Demikian disampaikan Panglima TNI
Marsekal Hadi Tjahjanto, di hadapan 566 Perwira Siswa Seskoad, Seskoal
dan Seskoau tahun 2019, bertempat di Sekolah Staf dan Komando Angkatan
Darat, Jl. Gatot Subroto No. 96 Bandung, Jawa Barat, Kamis (7/11/2019).
Panglima TNI mengatakan bahwa Network
Centric Warfare adalah metode peperangan yang berbasis pada konektivitas
jaringan komunikasi dan data secara real time dari markas ke unit-unit
tempur dan sebaliknya, untuk mempercepat proses pengambilan keputusan
komando, didasarkan pada data-data dan informasi terkini
“Oleh karenanya dibutuhkan dukungan
teknologi tinggi untuk memiliki kemampuan Network Centric Warfare, salah
satunya adalah melalui program Interoperability Kodal yang sudah
diajukan ke Kemhan melalui mekanisme pengadaan alutsista luar negeri,”
ujarnya.
Panglima TNI menegaskan bahwa dalam
konteks kekinian, Puspen TNI tidak lagi hanya sebagai institusi
penerangan masyarakat tetapi sudah harus berubah menjadi
media warrior yang melaksanakan media warfare untuk memenangkan opini
publik. Demikian juga dengan Siber TNI, Psikologi TNI, dan Koopssus TNI
yang melaksanakan operasi-operasi khusus.
“Upaya mencapai keberhasilan operasi TNI harus dicapai melalui segala
lini, dan dilaksanakan secara terintegrasi, dengan tujuan akhir adalah
untuk keberhasilan pelaksanaan tugas pokok,” terangnya.
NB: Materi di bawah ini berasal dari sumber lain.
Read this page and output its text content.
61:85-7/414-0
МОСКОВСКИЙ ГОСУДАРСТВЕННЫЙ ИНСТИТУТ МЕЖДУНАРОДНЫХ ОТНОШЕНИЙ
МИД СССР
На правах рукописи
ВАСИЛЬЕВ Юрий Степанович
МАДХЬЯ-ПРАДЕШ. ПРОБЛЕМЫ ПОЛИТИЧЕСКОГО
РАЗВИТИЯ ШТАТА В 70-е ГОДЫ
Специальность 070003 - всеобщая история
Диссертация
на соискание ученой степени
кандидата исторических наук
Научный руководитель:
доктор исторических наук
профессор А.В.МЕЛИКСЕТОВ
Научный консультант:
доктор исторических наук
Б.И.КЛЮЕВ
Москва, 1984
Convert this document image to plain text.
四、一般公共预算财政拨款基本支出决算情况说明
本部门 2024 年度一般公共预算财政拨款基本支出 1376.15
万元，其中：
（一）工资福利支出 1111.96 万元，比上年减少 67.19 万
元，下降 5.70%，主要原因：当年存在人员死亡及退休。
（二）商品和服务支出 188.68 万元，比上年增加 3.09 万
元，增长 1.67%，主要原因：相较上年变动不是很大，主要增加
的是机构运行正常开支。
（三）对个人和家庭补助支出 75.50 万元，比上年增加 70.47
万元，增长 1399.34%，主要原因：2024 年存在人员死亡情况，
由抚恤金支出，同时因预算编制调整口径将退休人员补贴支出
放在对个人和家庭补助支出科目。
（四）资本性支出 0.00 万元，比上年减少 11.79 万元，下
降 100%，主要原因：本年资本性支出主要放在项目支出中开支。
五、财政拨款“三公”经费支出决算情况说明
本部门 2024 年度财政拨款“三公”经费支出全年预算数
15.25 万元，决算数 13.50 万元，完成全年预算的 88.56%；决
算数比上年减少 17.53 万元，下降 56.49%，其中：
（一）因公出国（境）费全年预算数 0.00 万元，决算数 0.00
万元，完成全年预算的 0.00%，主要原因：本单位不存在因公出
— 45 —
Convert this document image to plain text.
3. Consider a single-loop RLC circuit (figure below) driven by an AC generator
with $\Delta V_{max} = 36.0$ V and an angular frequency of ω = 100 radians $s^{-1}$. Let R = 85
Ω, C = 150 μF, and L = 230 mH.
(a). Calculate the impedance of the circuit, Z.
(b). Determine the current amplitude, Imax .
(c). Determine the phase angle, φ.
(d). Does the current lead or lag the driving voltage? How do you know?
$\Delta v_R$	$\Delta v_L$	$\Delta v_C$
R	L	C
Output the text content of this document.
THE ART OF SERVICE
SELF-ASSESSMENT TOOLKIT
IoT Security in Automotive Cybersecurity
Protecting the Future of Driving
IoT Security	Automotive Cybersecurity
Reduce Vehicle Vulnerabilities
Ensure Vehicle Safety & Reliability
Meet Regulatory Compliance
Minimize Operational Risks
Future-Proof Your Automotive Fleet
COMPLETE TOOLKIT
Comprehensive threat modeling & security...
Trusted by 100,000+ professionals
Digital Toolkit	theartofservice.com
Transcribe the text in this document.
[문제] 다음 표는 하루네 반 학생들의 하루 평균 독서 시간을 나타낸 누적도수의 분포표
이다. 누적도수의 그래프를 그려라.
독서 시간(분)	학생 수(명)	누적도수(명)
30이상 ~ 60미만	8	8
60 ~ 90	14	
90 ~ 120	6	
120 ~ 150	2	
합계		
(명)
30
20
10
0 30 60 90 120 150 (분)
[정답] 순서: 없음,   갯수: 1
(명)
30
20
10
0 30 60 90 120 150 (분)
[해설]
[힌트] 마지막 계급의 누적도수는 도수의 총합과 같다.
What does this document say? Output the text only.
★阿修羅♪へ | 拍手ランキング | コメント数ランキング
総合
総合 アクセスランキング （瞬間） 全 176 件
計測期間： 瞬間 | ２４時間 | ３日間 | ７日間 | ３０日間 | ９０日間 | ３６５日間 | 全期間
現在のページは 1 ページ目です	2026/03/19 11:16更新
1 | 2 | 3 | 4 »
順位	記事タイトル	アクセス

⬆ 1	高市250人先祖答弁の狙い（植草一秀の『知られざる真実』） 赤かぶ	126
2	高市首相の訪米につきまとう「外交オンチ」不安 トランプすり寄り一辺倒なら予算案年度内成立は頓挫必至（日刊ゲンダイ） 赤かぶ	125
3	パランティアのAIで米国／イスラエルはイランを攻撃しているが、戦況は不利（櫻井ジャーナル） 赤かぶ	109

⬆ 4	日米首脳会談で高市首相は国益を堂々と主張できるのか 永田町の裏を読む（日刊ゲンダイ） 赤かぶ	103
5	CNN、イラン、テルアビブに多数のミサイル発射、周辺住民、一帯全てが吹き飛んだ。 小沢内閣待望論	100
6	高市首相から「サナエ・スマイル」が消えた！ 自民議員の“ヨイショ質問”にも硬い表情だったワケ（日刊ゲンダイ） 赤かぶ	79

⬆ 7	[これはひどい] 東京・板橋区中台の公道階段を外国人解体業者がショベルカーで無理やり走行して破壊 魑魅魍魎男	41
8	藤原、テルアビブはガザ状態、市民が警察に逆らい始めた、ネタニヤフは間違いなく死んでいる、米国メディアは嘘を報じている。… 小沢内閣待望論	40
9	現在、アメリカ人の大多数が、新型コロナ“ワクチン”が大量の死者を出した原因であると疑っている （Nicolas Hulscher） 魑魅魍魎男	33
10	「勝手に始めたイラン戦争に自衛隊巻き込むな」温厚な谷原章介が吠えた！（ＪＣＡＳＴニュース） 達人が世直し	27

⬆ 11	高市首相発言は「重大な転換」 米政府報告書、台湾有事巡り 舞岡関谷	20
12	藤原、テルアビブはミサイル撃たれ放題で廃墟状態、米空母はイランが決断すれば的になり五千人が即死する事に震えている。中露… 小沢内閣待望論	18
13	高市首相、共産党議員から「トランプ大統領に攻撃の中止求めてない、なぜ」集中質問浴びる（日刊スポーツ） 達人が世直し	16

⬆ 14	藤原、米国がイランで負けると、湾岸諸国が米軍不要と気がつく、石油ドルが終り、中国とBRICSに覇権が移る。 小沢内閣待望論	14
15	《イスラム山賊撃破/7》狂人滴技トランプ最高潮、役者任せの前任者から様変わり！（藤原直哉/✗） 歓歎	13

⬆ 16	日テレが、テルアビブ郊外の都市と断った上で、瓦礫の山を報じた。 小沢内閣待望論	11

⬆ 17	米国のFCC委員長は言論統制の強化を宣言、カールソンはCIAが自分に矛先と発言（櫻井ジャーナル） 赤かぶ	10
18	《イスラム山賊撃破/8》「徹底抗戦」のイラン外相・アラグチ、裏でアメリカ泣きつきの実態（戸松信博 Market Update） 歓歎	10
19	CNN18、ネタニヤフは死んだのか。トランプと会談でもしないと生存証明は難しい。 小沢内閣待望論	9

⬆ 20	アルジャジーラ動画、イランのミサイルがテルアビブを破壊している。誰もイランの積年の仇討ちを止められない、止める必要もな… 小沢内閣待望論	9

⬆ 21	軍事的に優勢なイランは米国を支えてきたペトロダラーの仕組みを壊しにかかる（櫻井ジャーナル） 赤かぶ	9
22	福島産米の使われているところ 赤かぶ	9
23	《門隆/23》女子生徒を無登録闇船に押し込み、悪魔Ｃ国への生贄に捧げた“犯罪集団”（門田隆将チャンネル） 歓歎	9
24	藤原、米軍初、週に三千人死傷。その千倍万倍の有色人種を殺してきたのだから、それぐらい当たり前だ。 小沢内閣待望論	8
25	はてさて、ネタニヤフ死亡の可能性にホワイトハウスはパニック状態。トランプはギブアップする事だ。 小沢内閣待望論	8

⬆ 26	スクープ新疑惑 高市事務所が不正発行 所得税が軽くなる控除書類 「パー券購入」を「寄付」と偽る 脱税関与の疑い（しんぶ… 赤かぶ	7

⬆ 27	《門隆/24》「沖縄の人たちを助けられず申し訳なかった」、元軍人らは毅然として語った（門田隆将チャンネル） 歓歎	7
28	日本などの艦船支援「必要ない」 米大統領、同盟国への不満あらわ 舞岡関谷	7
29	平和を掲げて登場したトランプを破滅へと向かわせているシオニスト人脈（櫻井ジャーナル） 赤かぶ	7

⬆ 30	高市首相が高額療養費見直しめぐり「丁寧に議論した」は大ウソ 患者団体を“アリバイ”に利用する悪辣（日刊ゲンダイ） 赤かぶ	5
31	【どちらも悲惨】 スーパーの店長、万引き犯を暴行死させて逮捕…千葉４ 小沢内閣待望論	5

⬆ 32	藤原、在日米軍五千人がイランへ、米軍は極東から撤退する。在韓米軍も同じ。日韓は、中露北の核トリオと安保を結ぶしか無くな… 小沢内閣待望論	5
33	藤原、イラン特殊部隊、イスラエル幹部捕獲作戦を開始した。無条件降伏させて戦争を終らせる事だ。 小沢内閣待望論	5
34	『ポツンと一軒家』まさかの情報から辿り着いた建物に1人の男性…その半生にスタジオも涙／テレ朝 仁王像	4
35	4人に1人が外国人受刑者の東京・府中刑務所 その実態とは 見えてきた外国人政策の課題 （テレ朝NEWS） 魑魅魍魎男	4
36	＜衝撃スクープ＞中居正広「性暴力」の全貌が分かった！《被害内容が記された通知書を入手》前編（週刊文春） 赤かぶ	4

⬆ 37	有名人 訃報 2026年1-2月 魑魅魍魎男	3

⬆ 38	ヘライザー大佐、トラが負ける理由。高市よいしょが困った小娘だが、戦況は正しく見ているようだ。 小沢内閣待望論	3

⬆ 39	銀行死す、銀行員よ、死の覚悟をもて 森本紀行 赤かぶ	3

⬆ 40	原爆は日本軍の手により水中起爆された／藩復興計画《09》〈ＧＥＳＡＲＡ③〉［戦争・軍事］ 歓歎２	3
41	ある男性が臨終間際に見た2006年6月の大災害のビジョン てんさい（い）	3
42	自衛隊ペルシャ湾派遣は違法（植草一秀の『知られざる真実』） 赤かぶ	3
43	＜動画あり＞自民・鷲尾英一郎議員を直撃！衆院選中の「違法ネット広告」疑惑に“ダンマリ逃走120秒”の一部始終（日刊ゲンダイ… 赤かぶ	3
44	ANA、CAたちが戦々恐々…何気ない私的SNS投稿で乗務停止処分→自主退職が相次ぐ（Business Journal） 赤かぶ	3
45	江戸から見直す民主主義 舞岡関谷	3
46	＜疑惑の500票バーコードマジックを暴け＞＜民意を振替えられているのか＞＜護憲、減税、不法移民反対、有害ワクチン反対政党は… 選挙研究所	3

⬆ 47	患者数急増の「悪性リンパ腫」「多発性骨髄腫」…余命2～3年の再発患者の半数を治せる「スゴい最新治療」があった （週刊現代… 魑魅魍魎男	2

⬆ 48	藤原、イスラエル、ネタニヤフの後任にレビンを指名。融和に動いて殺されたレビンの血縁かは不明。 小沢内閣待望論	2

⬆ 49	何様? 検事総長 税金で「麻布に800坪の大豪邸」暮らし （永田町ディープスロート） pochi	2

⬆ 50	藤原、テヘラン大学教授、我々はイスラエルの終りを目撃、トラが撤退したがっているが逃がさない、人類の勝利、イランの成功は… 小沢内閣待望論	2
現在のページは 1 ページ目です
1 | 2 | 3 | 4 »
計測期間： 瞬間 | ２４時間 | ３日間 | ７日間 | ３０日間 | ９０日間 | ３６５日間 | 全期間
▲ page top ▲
Panglima TNI juga menyampaikan bahwa
spektrum ancaman yang sangat kompleks membutuhkan organisasi yang
adaptif. Organisasi yang tidak responsive atau tidak adaptif dengan
tantangan dan ancaman yang baru akan tenggelam dan digilas perubahan.
“Untuk menjadi organisasi yang adaptif, TNI
membutuhkan perwira-perwira yang adaptif pula. Perwira yang tidak
alergi dengan perubahan, mampu melihat trend, bersinergi, dan tidak
berpikiran sempit,” tegasnya.
Lebih lanjut Panglima TNI mengatakan,
perlu ada perubahan mind set para perwira bahwa situasi saat ini sangat
dinamis, cepat berubah dan membutuhkan respon tinggi.
“Tidak ada lagi jamannya para komandan santai-santai dan berleha-leha di
kursi komandan. Komandan harus turun ke lapangan, melihat fenomena dan
trend perubahan ancaman, kondisi masyarakat, anak buah, dan berpikir
antisipatif,” tuturnya.
“Terlebih dengan dunia gadget dewasa
ini. Jangan kemudian komandan hanya sibuk dengan gadgetnya, abai
terhadap perkembangan anak buah. Pembinaan anggota tidak dapat
dilepaskan dari tugas dan tanggung jawab setiap Dansat,” tambahnya.
Diakhir pembekalannya, Panglima TNI
mengingatkan bahwa pendidikan semacam Sesko TNI dan Sesko Angkatan harus
dapat mencetak sumber daya manusia unggulan berupa perwira-perwira yang
berkualitas.
“Pembinaan para personel tersebut harus
berdasar pada merit system, the right man on the right place, serta
memperhatikan kemampuan dan prestasi,” katanya.